Dans sa démarche stratégique publiée en 2013, la DGFiP fait évoluer ce dialogue de gestion vers un dialogue de performance globale, notion qui comme nous l’avons vu se diffuse dans la littérature. En intégrant la notion de performance sociale, la DGFiP veut redonner du sens à la dimension humaine. Ce nouveau dialogue est fondé sur une vision d’ensemble des missions, des priorités et des moyens, et la relation managériale est censée devenir plutôt un accompagnement et un soutien aux services. Pour les responsables de la DGFiP, le cadre de proximité pourra s’exprimer sur les conditions de vie au travail dans son service, au même plan que les résultats obtenus. Dans la réalité, certains cadres rencontrés avouent ne pas encore oser revendiquer leurs difficultés quotidiennes.

Synthèse

En s’inspirant du New Public Management, les administrations françaises se sont lancées dans un important processus de réformes pour passer d’une culture des moyens à une culture des résultats, bouleversant le travail au quotidien et le sens qui lui était jusqu’alors donné. Pourtant, la littérature révèle un certain flou et de nombreuses ambigüités autour de la notion de management public, ce qui contribue à alimenter les débats polémiques sur le sujet. L’activité de travail et ses conditions d’exercice semblent complètement effacées par la performance et ses outils de gestion. Bien que ces modèles de management déployés dans la Fonction Publique soient régulièrement critiqués, encore peu de travaux étudient leurs impacts sur les conditions de vie au travail, particulièrement pour les premiers niveaux d’encadrement. Notre recherche propose justement de replacer l’activité au cœur des systèmes de pilotage par indicateurs pour mieux articuler les règles établies par l’organisation avec le travail réel.

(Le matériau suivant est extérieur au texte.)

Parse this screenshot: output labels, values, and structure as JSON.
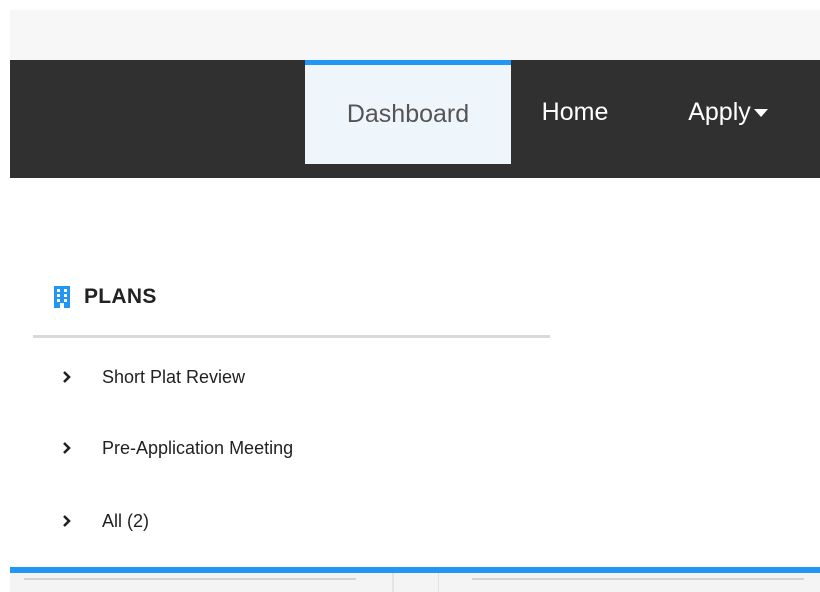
{
  "nav": {
    "items": [
      {
        "label": "Dashboard",
        "active": true
      },
      {
        "label": "Home"
      },
      {
        "label": "Apply",
        "icon": "caret-down-icon"
      }
    ],
    "colors": {
      "bar": "#303030",
      "active_bg": "#eef6fc",
      "accent": "#2196f3"
    }
  },
  "plans": {
    "icon": "building-icon",
    "title": "PLANS",
    "links": [
      {
        "label": "Short Plat Review",
        "icon": "chevron-right-icon"
      },
      {
        "label": "Pre-Application Meeting",
        "icon": "chevron-right-icon"
      },
      {
        "label": "All (2)",
        "icon": "chevron-right-icon"
      }
    ]
  }
}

Dans l’administration étudiée, nous avons vu que le management, suivant la définition de Worms (2006), ne laisse que très peu de marge de manœuvre à ces premiers niveaux d’encadrement malgré les préconisations de la LOLF : définition des objectifs et des critères d’évaluation par le top management sans leur consultation, impossibilité de négocier les moyens financiers et les ressources mis à leur disposition, mode d’organisation rigidifié par le pilotage par la performance. Le seul levier semble être le mode d’organisation du travail au sein des services dont ils ont la charge. A ces fortes contraintes s’ajoutent de lourdes attentes de l’organisation qui pèsent sur eux, tant en termes de définition des objectifs aux équipes que d’évaluation de la performance des services. Pris dans un paradoxe entre pilotage par la performance qui incite à gouverner à distance par les chiffres et recherche de proximité que porte la définition-même du service public, les cadres de proximité sont des acteurs clés dans la régulation des conditions de travail dégradées par la succession de changements organisationnels, l’intensification du travail, la perte de sens liée aux réformes, alors que leurs propres conditions de travail ne sont que rarement évoquées.

Ces éléments nous poussent à questionner, dans le chapitre suivant, le positionnement et le rôle que tiennent les cadres de proximité dans ce type d’organisation publique pilotée par la performance, ainsi que la place qui y est faite aux conditions de vie au travail, des cadres comme des agents encadrés.